The brown paper package has “Refused” written in black marker across the top. It’s been opened and resealed with packing tape. This package was sent to a person incarcerated in Coffee Correctional in Georgia. It contained two paperback books based on his requests: Lisa Jackson’s Wicked Lies and Orson Scott Card’s Shadow Puppets. This package of books has been censored by the prison. It’s not legal. But, they do it. While many states have banned book lists that limit the books which can be mailed into prisons and jails, the unofficial censorship of the mailroom staff is even more arbitrary.

Working with prison books programs for the last fifteen years, I have seen countless packages of books rejected and returned.

There are innumerable obstacles to sending books to people inside prisons and jails that are legal. Some prisons require prior approval. This paperwork must be submitted, signed, and mailed before receiving the books. Other facilities have rules regarding the number of books or the color of the paper the package is mailed in.

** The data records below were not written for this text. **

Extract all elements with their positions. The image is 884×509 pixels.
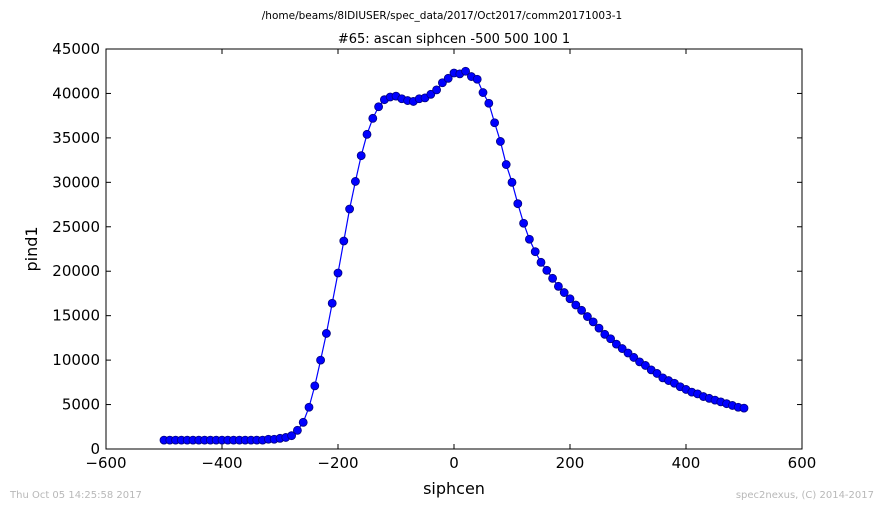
x-tick-label: 200 [556, 454, 585, 472]
data-point [362, 129, 372, 139]
data-point [356, 151, 366, 161]
data-point [350, 177, 360, 186]
data-point [600, 329, 610, 339]
data-point [583, 312, 592, 321]
data-point [577, 305, 586, 315]
x-tick-label: 400 [672, 454, 701, 472]
data-point [739, 403, 749, 413]
data-point [368, 113, 378, 123]
data-point [617, 344, 627, 353]
data-point [426, 89, 436, 99]
data-point [490, 118, 500, 128]
data-point [629, 353, 639, 362]
data-point [472, 74, 482, 84]
data-point [339, 236, 349, 246]
data-point [495, 137, 505, 146]
data-point [374, 102, 384, 112]
data-point [443, 73, 453, 83]
y-axis: 0 5000 10000 15000 20000 25000 30000 35000 40000… [52, 40, 802, 458]
data-point [292, 425, 302, 435]
x-tick-label: 0 [449, 454, 459, 472]
data-point [571, 300, 581, 310]
series-group [159, 66, 749, 445]
data-point [554, 281, 563, 291]
y-tick-label: 25000 [52, 218, 100, 236]
y-axis-label: pind1 [22, 226, 41, 271]
data-point [565, 294, 575, 304]
y-tick-label: 5000 [62, 396, 100, 414]
data-point [327, 298, 337, 308]
data-point [507, 177, 517, 187]
x-tick-label: −200 [317, 454, 358, 472]
data-point [588, 317, 598, 327]
data-point [287, 431, 297, 441]
data-point [594, 323, 604, 333]
data-point [612, 339, 621, 349]
data-point [345, 204, 355, 214]
chart-title: #65: ascan siphcen -500 500 100 1 [338, 32, 570, 47]
data-point [641, 361, 650, 370]
data-point [606, 334, 615, 344]
data-point [461, 66, 471, 76]
x-tick-label: −600 [85, 454, 126, 472]
data-point [623, 348, 633, 358]
y-tick-label: 15000 [52, 307, 100, 325]
data-point [548, 273, 557, 283]
data-point [304, 402, 314, 412]
data-point [530, 247, 540, 257]
data-point [519, 218, 528, 228]
data-point [437, 78, 447, 88]
y-tick-label: 40000 [52, 84, 100, 102]
data-point [478, 88, 488, 97]
data-point [542, 265, 552, 275]
data-point [525, 234, 534, 244]
data-point [298, 417, 308, 427]
footer-credit: spec2nexus, (C) 2014-2017 [735, 490, 874, 501]
y-tick-label: 45000 [52, 40, 100, 58]
data-point [321, 329, 331, 338]
data-point [513, 199, 523, 209]
data-point [333, 268, 343, 278]
data-point [484, 98, 494, 108]
data-point [536, 257, 546, 267]
data-point [559, 288, 569, 297]
x-tick-label: −400 [201, 454, 242, 472]
y-tick-label: 30000 [52, 173, 100, 191]
footer-timestamp: Thu Oct 05 14:25:58 2017 [10, 490, 142, 501]
x-axis-label: siphcen [423, 479, 485, 498]
data-point [316, 355, 326, 365]
suptitle: /home/beams/8IDIUSER/spec_data/2017/Oct2… [262, 10, 622, 22]
x-tick-label: 600 [788, 454, 817, 472]
y-tick-label: 35000 [52, 129, 100, 147]
plot-frame [105, 48, 803, 450]
data-point [652, 369, 662, 378]
y-tick-label: 20000 [52, 262, 100, 280]
series-line [164, 70, 745, 441]
data-point [310, 381, 320, 391]
y-tick-label: 10000 [52, 351, 100, 369]
data-point [432, 85, 442, 95]
data-point [501, 160, 511, 169]
y-tick-label: 0 [90, 440, 100, 458]
x-axis: −600 −400 −200 0 200 400 600 [85, 49, 816, 472]
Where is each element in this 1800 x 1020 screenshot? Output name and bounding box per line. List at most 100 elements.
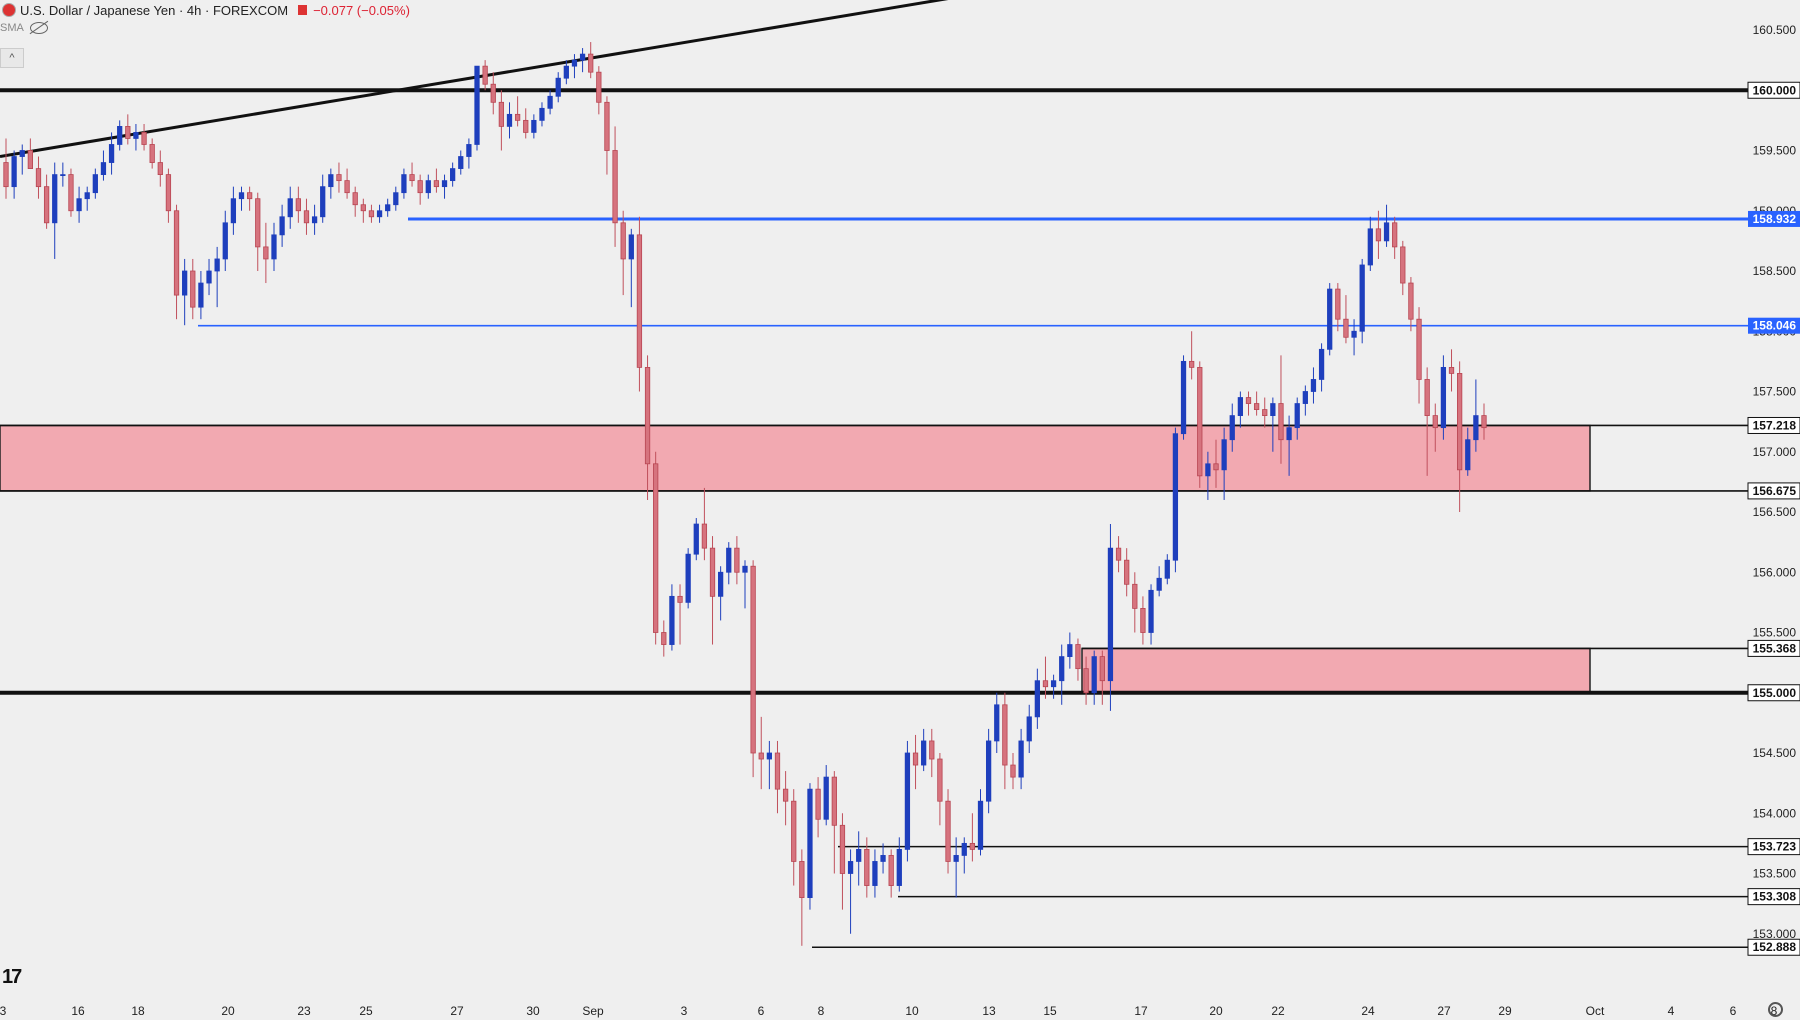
candle-up (182, 270, 188, 296)
time-tick-label: 20 (1209, 1004, 1223, 1018)
candle-down (1213, 463, 1219, 471)
candle-up (19, 150, 25, 157)
candle-down (1132, 583, 1138, 609)
candle-up (100, 162, 107, 176)
eye-hidden-icon[interactable] (29, 22, 48, 34)
settings-gear-icon[interactable] (1768, 1002, 1783, 1017)
candle-down (1083, 668, 1089, 694)
candle-down (417, 180, 423, 194)
time-tick-label: 18 (131, 1004, 145, 1018)
time-tick-label: 29 (1498, 1004, 1512, 1018)
candle-up (1327, 288, 1333, 350)
candle-up (961, 842, 967, 856)
level-price-badge (1747, 639, 1800, 657)
time-tick-label: 17 (1134, 1004, 1148, 1018)
tradingview-logo[interactable]: 17 (2, 966, 22, 988)
candle-down (1448, 366, 1455, 374)
level-price-label: 152.888 (1753, 940, 1797, 954)
candle-down (1432, 415, 1438, 429)
candle-up (872, 861, 878, 886)
time-axis[interactable]: 3 16 18 20 23 25 27 30 Sep 3 6 8 10 13 15 17 20 22 24 27 29 O… (0, 1000, 1778, 1020)
candle-up (117, 126, 123, 145)
candle-up (214, 258, 220, 272)
level-price-label: 158.046 (1753, 319, 1797, 333)
candle-up (458, 156, 464, 169)
candle-down (1375, 228, 1382, 242)
level-price-label: 160.000 (1753, 83, 1797, 97)
candle-up (401, 174, 407, 194)
time-tick-label: 6 (758, 1004, 765, 1018)
candle-down (969, 842, 976, 850)
candle-up (880, 855, 886, 862)
candle-up (376, 210, 383, 218)
candle-down (368, 210, 375, 218)
candle-down (644, 366, 651, 465)
candle-down (1278, 403, 1284, 441)
candle-down (1262, 409, 1268, 417)
level-price-label: 155.368 (1753, 641, 1797, 655)
candle-down (1245, 397, 1252, 404)
symbol-title[interactable]: U.S. Dollar / Japanese Yen · 4h · FOREXC… (20, 2, 289, 18)
time-tick-label: 15 (1043, 1004, 1057, 1018)
candle-down (165, 174, 172, 212)
level-price-badge (1747, 938, 1800, 956)
candle-up (287, 198, 293, 218)
candle-down (352, 192, 358, 206)
price-tick-label: 156.000 (1753, 565, 1797, 579)
market-status-icon (298, 5, 308, 15)
candle-up (742, 565, 748, 573)
level-price-label: 156.675 (1753, 484, 1797, 498)
candle-down (246, 192, 253, 200)
level-price-badge (1748, 210, 1800, 227)
time-tick-label: 13 (982, 1004, 996, 1018)
candle-down (303, 210, 310, 224)
collapse-legend-button[interactable]: ^ (0, 48, 24, 68)
indicator-label[interactable]: SMA (0, 22, 24, 34)
candle-down (839, 824, 846, 874)
candle-up (1164, 559, 1170, 579)
candle-up (222, 222, 228, 260)
candle-up (238, 192, 245, 200)
candle-up (328, 174, 334, 188)
resistance-zone (0, 424, 1591, 492)
candle-down (157, 162, 163, 176)
level-price-label: 157.218 (1753, 418, 1797, 432)
price-axis[interactable]: 160.500160.000159.500159.000158.500158.0… (1753, 0, 1800, 1020)
time-tick-label: 27 (1437, 1004, 1451, 1018)
level-price-label: 158.932 (1753, 212, 1797, 226)
time-tick-label: 16 (71, 1004, 85, 1018)
time-tick-label: 10 (905, 1004, 919, 1018)
candle-up (555, 77, 561, 97)
time-tick-label: Sep (582, 1004, 604, 1018)
candle-up (1067, 644, 1073, 657)
candle-down (1115, 547, 1122, 561)
candle-down (945, 800, 951, 862)
candle-down (43, 186, 50, 224)
candle-up (1148, 589, 1154, 633)
candle-down (1099, 656, 1105, 682)
candle-down (1140, 608, 1146, 633)
candle-up (108, 144, 115, 163)
candle-up (271, 234, 277, 260)
candle-down (677, 595, 683, 603)
candle-up (1156, 577, 1162, 591)
candle-down (758, 752, 764, 760)
candle-up (579, 53, 586, 61)
price-tick-label: 153.000 (1753, 927, 1797, 941)
candle-down (709, 547, 716, 597)
price-tick-label: 160.500 (1753, 23, 1797, 37)
candle-down (815, 788, 821, 820)
candle-up (628, 234, 634, 260)
candle-up (1310, 379, 1317, 392)
candle-up (206, 270, 212, 284)
candle-up (1050, 680, 1057, 688)
candle-up (425, 180, 431, 194)
candle-up (571, 59, 578, 67)
price-tick-label: 155.500 (1753, 626, 1797, 640)
candle-up (450, 168, 456, 182)
indicator-row: SMA (0, 22, 48, 34)
candle-up (563, 65, 569, 79)
candle-down (1197, 366, 1203, 477)
trendline (0, 0, 949, 159)
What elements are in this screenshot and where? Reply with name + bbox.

There are banned book lists—some of which are public, and some are not. There are bans on the types of books—for example, many states ban blank composition books since prison commissaries sell those and want incarcerated people to purchase them rather than get them for free. There are limits on who counts as an “approved vendor.” Many states are trying to limit “approved vendors” to Amazon only. All of these are legal. It means prison books programs have to meet these guidelines—jumping through the bureaucratic hoops to send reading material to incarcerated people.

General “refused” packages don’t fit any of these, though. These are books that are mailed back because the person in the mailroom who opens the package looks at the books, the name of the person, or the sender and says to themselves, “Nope.” Sometimes, books are already in the prison library and denied. In states with extensive banned books lists, mailroom staff is technically required to check every title that comes into the facility. However, some mailroom staff only select books to check by Black authors. They justify this by pointing out that Black authored books are most regularly censored. The rationale for refusing isn’t universal. On the receiving end, prison books programs can only speculate since there’s no stated reason. There are probably a million reasons.

When the books are rejected, they are mailed back to the prison books program’s partnering bookstore—which has to pay the cost of returning the mail to USPS. So, prison books programs, which are 99% all volunteer-run and largely operate on shoestring budgets garnered by donations from local folx, have to pay twice, and the books don’t get to the person inside. This constantly happens even though prison book programs share information on what different prisons accept and reject in order to try to avoid it. If we didn’t work together, these costs would sink most programs. Refused packages constitute illegal and yet mundane censorship for incarcerated people.

Prison Books programs keep track of refusals and other returns that have no stated reason in order to mount legal challenges. We take photos of the returned packages and keep detailed records of what mailroom staff says are the reasons for the return—if any. We recruit lawyers to write letters to Wardens indicating that we’re not just going to accept a refusal to allow people to read. But, this behavior is pervasive in prison bureaucracies which means lots of money and time. Those are things all-volunteer-run collectives usually have little of. So, on the list of national prison restrictions that prison book programs crowdsource and share, many facilities are marked “Do not send.” The people in those prisons and jails are cut-off from receiving reading materials—the most commonly requested of dictionaries. Dictionaries are most requested because sixty percent of incarcerated people are functionally illiterate1Elizabeth Greenberg, Eric Dunleavy, and Mark Kutner, “Literacy Behind Bars: Results From the 2003 National Assessment of Adult Literacy Prison Survey,” U.S. Department of Education, Washington, DC, National Center for Education Statistics (May 2007), 13.. Laboriously, using a dictionary, many people use their time inside to teach themselves how to read. We must ask ourselves: why is this suspect? Why is self-improvement, when you have been failed by others, being actively prevented?

These ongoing battles against book refusals constitute just a small piece of the hourly violation of incarcerated peoples’ civil rights legitimated by imprisonment. This is why most prison book programs are abolitionist. It’s easy to deny any civil right once you’ve agreed to implement a system that legitimately denies even one civil right under the auspices of ‘punishment.’

Abolition can be a scary word for people, conjuring images of criminals running loose in the streets or, it can seem too idealist—pie in the sky, proffered by people who aren’t in touch with ‘reality.’ People working in prison books programs are neither. Abolition is born from the experience of encountering the system of incarceration again and again as well as knowing many people on the inside through their letters. Through these experiences, prison books programs have realized that what is needed to address the issues we encounter is a completely different way of understanding what’s going on in the most incarcerated nation in the history of the world. As Fred Moten and Stefano Harney write, abolition is “Not so much the abolition of prisons but the abolition of a society that could have prisons… and therefore not abolition as the elimination of anything but abolition as the founding of a new society.” Abolition means building something else, something not predicated on the same assumptions as this system that is broken.